Apple has lost smartphone marketshare to Google's Android platform for years, but it appears the new iPhones have reversed that slide to some degree. Recent data shows the iPhone made gains against Android in most markets, putting Apple on course for a record holiday quarter. Google isn't in any danger of losing its dominant market position, though Apple is surely enjoying the resurgence of its main money-maker.
Residents across the UK have been snapping up the new iPhones at a furious pace, according to Kantar Worldpanel ComTech. iPhone sales shot up 10.4 percentage points between Aug. 1 and Oct. 31. The iPhone 6 and 6 Plus went on sale Sept. 19, or about halfway through the three-month period measured by Kantar. The iPhone represented 39.5% of all UK smartphone sales -- its highest level ever.
In the UK, 34% of iPhone sales came from 16 to 24 year olds, and 64% came from males. iPhone buyers told Kantar they like the iPhone 6 because it supports 4G (51%), it has a good screen (49%), and because the design is appealing (45%). The smaller iPhone 6 outsold the larger iPhone 6 Plus by a ratio of 4:1, according to Kantar. Apple has loyal fans in the UK, where 86% of iPhone 6 buyers were upgrading from an older model. Only about 5% switched from a Samsung handset.
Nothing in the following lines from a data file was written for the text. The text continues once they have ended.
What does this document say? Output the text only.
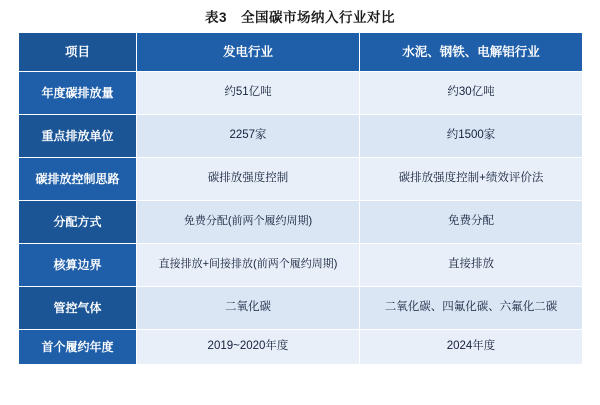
表3 全国碳市场纳入行业对比
项目	发电行业	水泥、钢铁、电解铝行业
年度碳排放量	约51亿吨	约30亿吨
重点排放单位	2257家	约1500家
碳排放控制思路	碳排放强度控制	碳排放强度控制+绩效评价法
分配方式	免费分配(前两个履约周期)	免费分配
核算边界	直接排放+间接排放(前两个履约周期)	直接排放
管控气体	二氧化碳	二氧化碳、四氟化碳、六氟化二碳
首个履约年度	2019~2020年度	2024年度
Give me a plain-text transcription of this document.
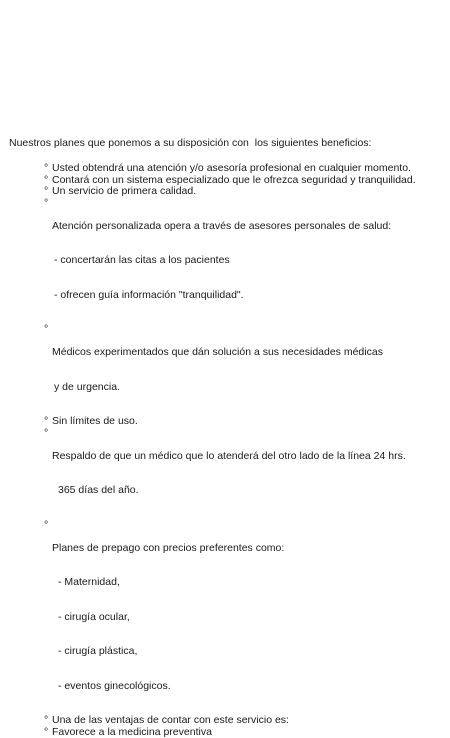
Nuestros planes que ponemos a su disposición con  los siguientes beneficios:
° Usted obtendrá una atención y/o asesoría profesional en cualquier momento.
° Contará con un sistema especializado que le ofrezca seguridad y tranquilidad.
° Un servicio de primera calidad.
°

Atención personalizada opera a través de asesores personales de salud:

- concertarán las citas a los pacientes

- ofrecen guía información "tranquilidad".

°

Médicos experimentados que dán solución a sus necesidades médicas

y de urgencia.

° Sin límites de uso.
°

Respaldo de que un médico que lo atenderá del otro lado de la línea 24 hrs.

365 días del año.

°

Planes de prepago con precios preferentes como:

- Maternidad,

- cirugía ocular,

- cirugía plástica,

- eventos ginecológicos.

° Una de las ventajas de contar con este servicio es:
° Favorece a la medicina preventiva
[iOS 8 takes the lead. Read Android Lollipop's Slow Start Vs. iOS 8.]
The iPhone also surged in France, Germany, Italy, and Spain, where its sales rose six percentage points, to 20.7% of the market. Android dipped just 2.6 percentage points, to 69.4% of the market.
In the US, Apple sold only 0.7% more iPhones in the three months ending in October compared to the year-ago period. Together, AT&T and Verizon accounted for 83.6% of iPhone sales, leaving just 16.4% for Sprint and T-Mobile combined. Kantar says AT&T was responsible for 63% of all iPhone 6 Plus sales. Who's buying the larger iPhone? Older males. The iPhone 6 outsold the 6 Plus by a ratio of 3:1. Across the four major carriers, iPhones accounted for four of the five best-selling individual phones.
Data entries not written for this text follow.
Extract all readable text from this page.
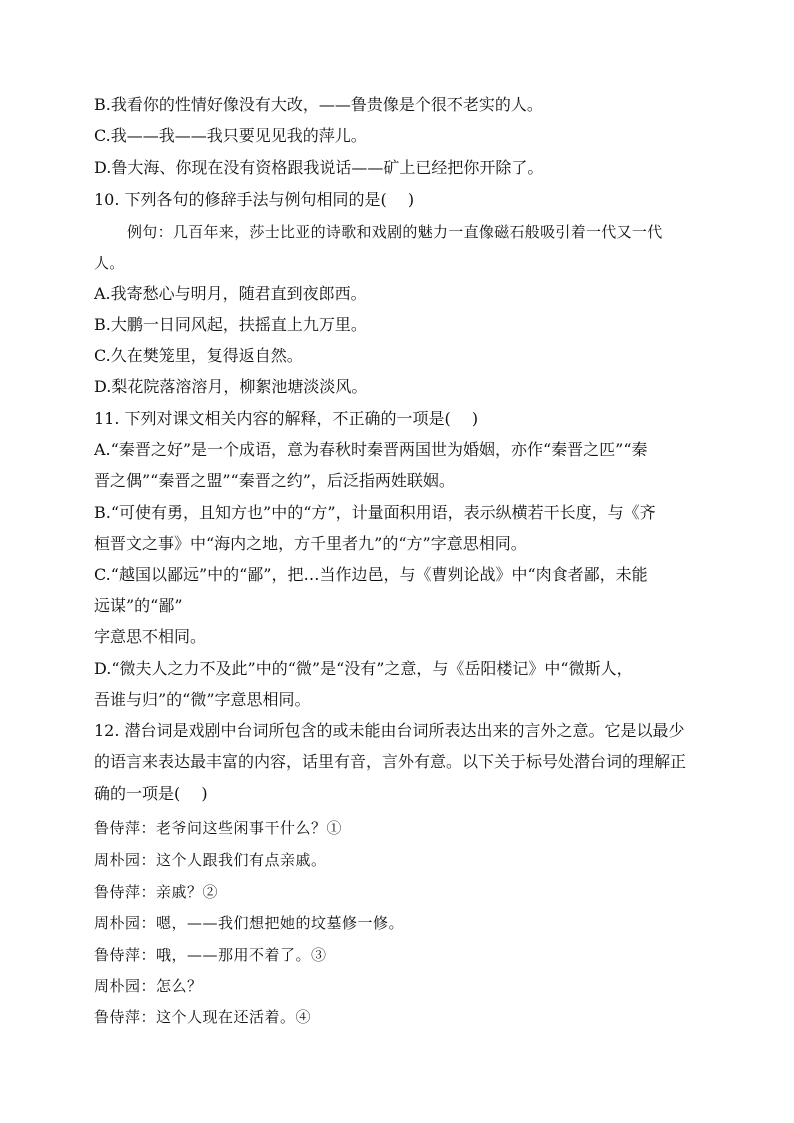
B.我看你的性情好像没有大改，——鲁贵像是个很不老实的人。
C.我——我——我只要见见我的萍儿。
D.鲁大海、你现在没有资格跟我说话——矿上已经把你开除了。
10. 下列各句的修辞手法与例句相同的是(　 )
例句：几百年来，莎士比亚的诗歌和戏剧的魅力一直像磁石般吸引着一代又一代
人。
A.我寄愁心与明月，随君直到夜郎西。
B.大鹏一日同风起，扶摇直上九万里。
C.久在樊笼里，复得返自然。
D.梨花院落溶溶月，柳絮池塘淡淡风。
11. 下列对课文相关内容的解释，不正确的一项是(　 )
A.“秦晋之好”是一个成语，意为春秋时秦晋两国世为婚姻，亦作“秦晋之匹”“秦
晋之偶”“秦晋之盟”“秦晋之约”，后泛指两姓联姻。
B.“可使有勇，且知方也”中的“方”，计量面积用语，表示纵横若干长度，与《齐
桓晋文之事》中“海内之地，方千里者九”的“方”字意思相同。
C.“越国以鄙远”中的“鄙”，把…当作边邑，与《曹刿论战》中“肉食者鄙，未能
远谋”的“鄙”
字意思不相同。
D.“微夫人之力不及此”中的“微”是“没有”之意，与《岳阳楼记》中“微斯人，
吾谁与归”的“微”字意思相同。
12. 潜台词是戏剧中台词所包含的或未能由台词所表达出来的言外之意。它是以最少
的语言来表达最丰富的内容，话里有音，言外有意。以下关于标号处潜台词的理解正
确的一项是(　 )
鲁侍萍：老爷问这些闲事干什么？①
周朴园：这个人跟我们有点亲戚。
鲁侍萍：亲戚？②
周朴园：嗯，——我们想把她的坟墓修一修。
鲁侍萍：哦，——那用不着了。③
周朴园：怎么？
鲁侍萍：这个人现在还活着。④
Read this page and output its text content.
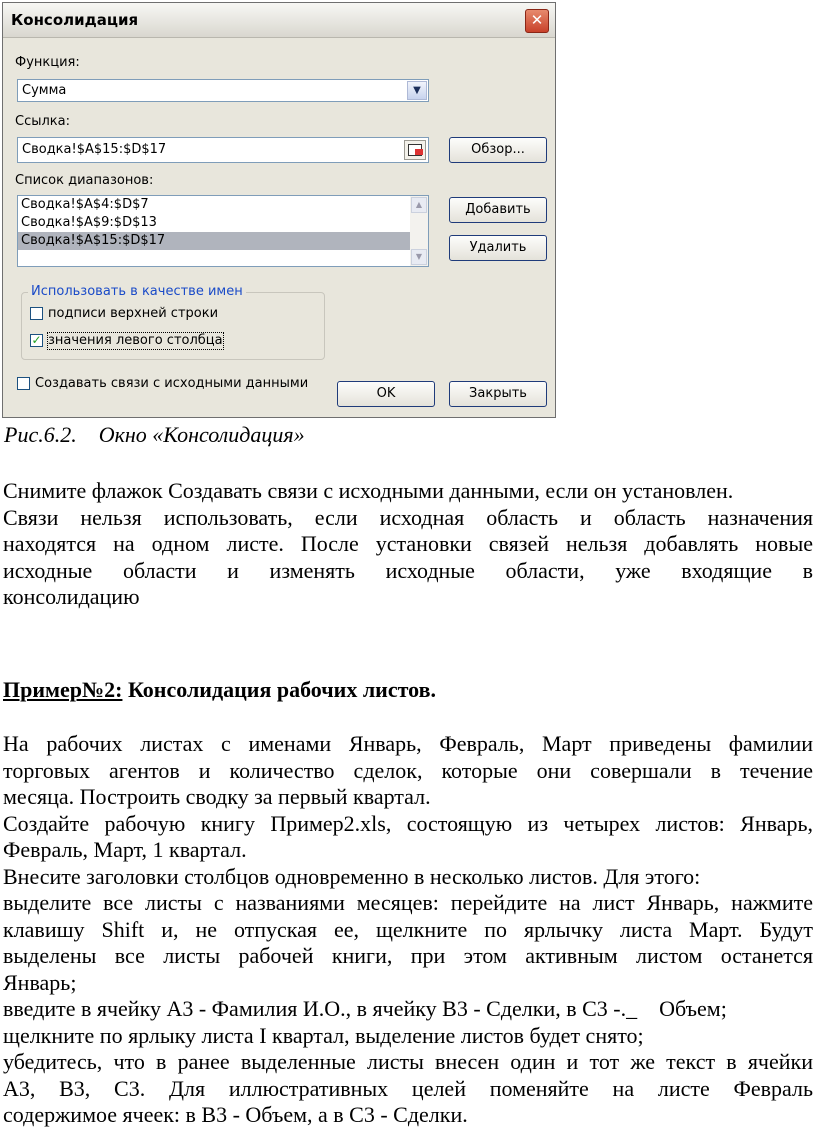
Консолидация	✕
Функция:
Сумма	▼
Ссылка:
Сводка!$A$15:$D$17	Обзор...
Список диапазонов:
Сводка!$A$4:$D$7
Сводка!$A$9:$D$13
Сводка!$A$15:$D$17
▲
▼
Добавить
Удалить
Использовать в качестве имен
подписи верхней строки
✓ значения левого столбца
Создавать связи с исходными данными
OK	Закрыть
Рис.6.2.    Окно «Консолидация»
Снимите флажок Создавать связи с исходными данными, если он установлен.
Связи нельзя использовать, если исходная область и область назначения
находятся на одном листе. После установки связей нельзя добавлять новые
исходные области и изменять исходные области, уже входящие в
консолидацию
Пример№2: Консолидация рабочих листов.
На рабочих листах с именами Январь, Февраль, Март приведены фамилии
торговых агентов и количество сделок, которые они совершали в течение
месяца. Построить сводку за первый квартал.
Создайте рабочую книгу Пример2.xls, состоящую из четырех листов: Январь,
Февраль, Март, 1 квартал.
Внесите заголовки столбцов одновременно в несколько листов. Для этого:
выделите все листы с названиями месяцев: перейдите на лист Январь, нажмите
клавишу Shift и, не отпуская ее, щелкните по ярлычку листа Март. Будут
выделены все листы рабочей книги, при этом активным листом останется
Январь;
введите в ячейку А3 - Фамилия И.О., в ячейку В3 - Сделки, в С3 -._    Объем;
щелкните по ярлыку листа I квартал, выделение листов будет снято;
убедитесь, что в ранее выделенные листы внесен один и тот же текст в ячейки
А3, В3, С3. Для иллюстративных целей поменяйте на листе Февраль
содержимое ячеек: в В3 - Объем, а в С3 - Сделки.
Apple made more modest gains in China, where the iPhone accounted for just 15.7% of smartphone sales in the three-month period ending Oct. 31. Though the iPhone was available for only two weeks of that period, it was the third-best selling individual handset in China. Kantar notes that phone maker Xiaomi is the dominant brand in China.
Apple performed poorly year-over-year in Japan. In October 2013, the iPhone held 61.1% of the market and Android held only 36.2%. The iPhone's share dropped significantly, to 48% by October of this year. Android, with 48.1%, barely pushed it out of the top spot.
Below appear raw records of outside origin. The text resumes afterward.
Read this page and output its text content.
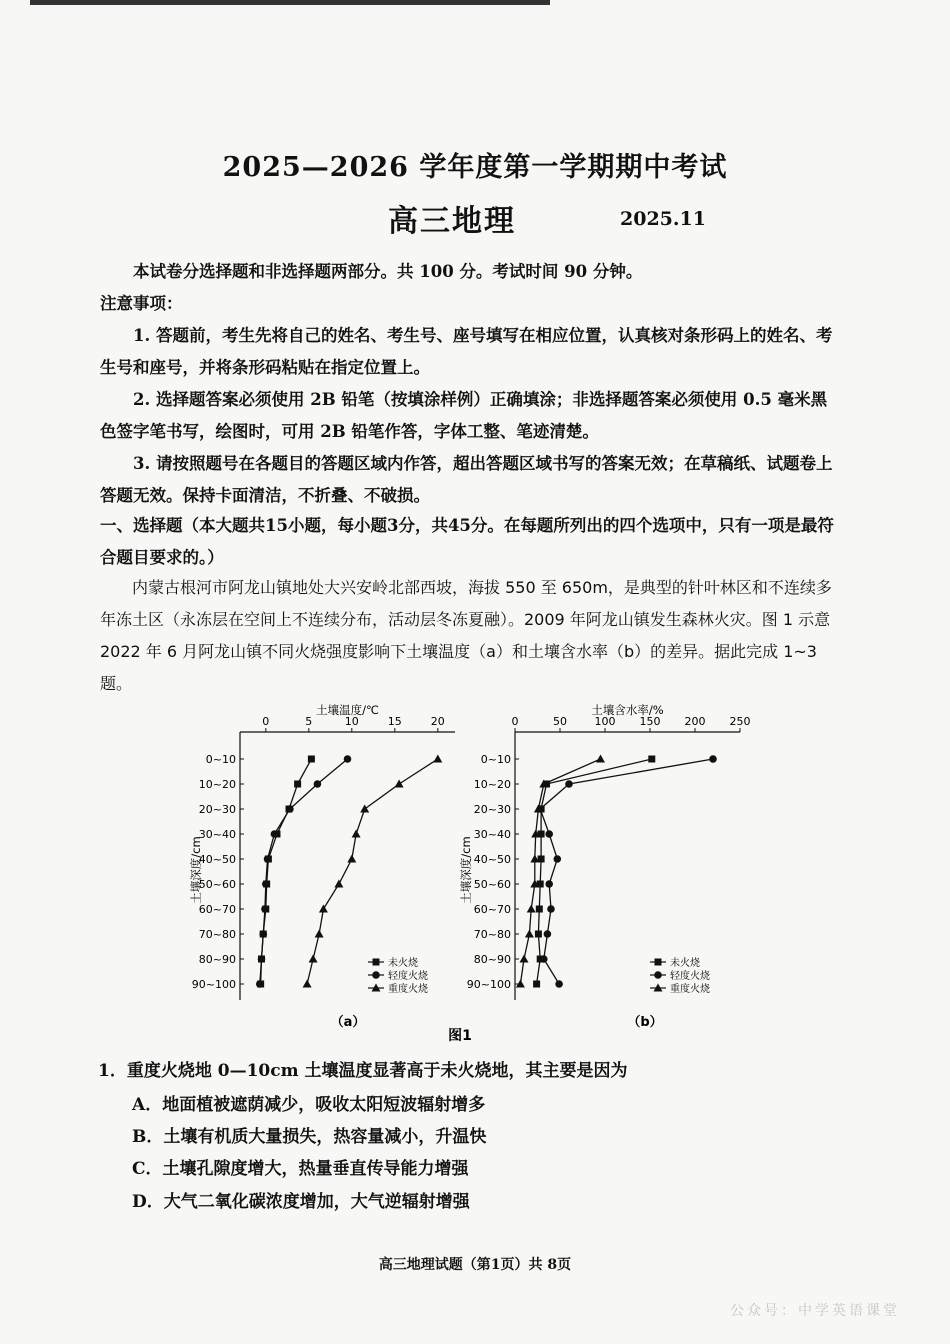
2025—2026 学年度第一学期期中考试
高三地理	2025.11
本试卷分选择题和非选择题两部分。共 100 分。考试时间 90 分钟。
注意事项：
1. 答题前，考生先将自己的姓名、考生号、座号填写在相应位置，认真核对条形码上的姓名、考生号和座号，并将条形码粘贴在指定位置上。
2. 选择题答案必须使用 2B 铅笔（按填涂样例）正确填涂；非选择题答案必须使用 0.5 毫米黑色签字笔书写，绘图时，可用 2B 铅笔作答，字体工整、笔迹清楚。
3. 请按照题号在各题目的答题区域内作答，超出答题区域书写的答案无效；在草稿纸、试题卷上答题无效。保持卡面清洁，不折叠、不破损。
一、选择题（本大题共15小题，每小题3分，共45分。在每题所列出的四个选项中，只有一项是最符合题目要求的。）
内蒙古根河市阿龙山镇地处大兴安岭北部西坡，海拔 550 至 650m，是典型的针叶林区和不连续多年冻土区（永冻层在空间上不连续分布，活动层冬冻夏融）。2009 年阿龙山镇发生森林火灾。图 1 示意 2022 年 6 月阿龙山镇不同火烧强度影响下土壤温度（a）和土壤含水率（b）的差异。据此完成 1~3 题。
0	5	10	15	20
土壤温度/℃
0~10
10~20
20~30
30~40
40~50
50~60
60~70
70~80
80~90
90~100
土壤深度/cm
未火烧
轻度火烧
重度火烧
（a）
0	50	100 150 200 250
土壤含水率/%
0~10
10~20
20~30
30~40
40~50
50~60
60~70
70~80
80~90
90~100
土壤深度/cm
未火烧
轻度火烧
重度火烧
（b）
图1
1．重度火烧地 0—10cm 土壤温度显著高于未火烧地，其主要是因为
A．地面植被遮荫减少，吸收太阳短波辐射增多
B．土壤有机质大量损失，热容量减小，升温快
C．土壤孔隙度增大，热量垂直传导能力增强
D．大气二氧化碳浓度增加，大气逆辐射增强
高三地理试题（第1页）共 8页
公众号：中学英语课堂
Earlier this week, IDC released its predictions for the smartphone market, and its report corroborates the trends witnessed by Kantar. Android's overall share around the world will drop from 85% to 80%, says IDC, and iOS's share will increase slightly to 13%. Despite its low overall share, Apple will maintain control over 34% of all mobile revenues thanks to its higher average selling prices.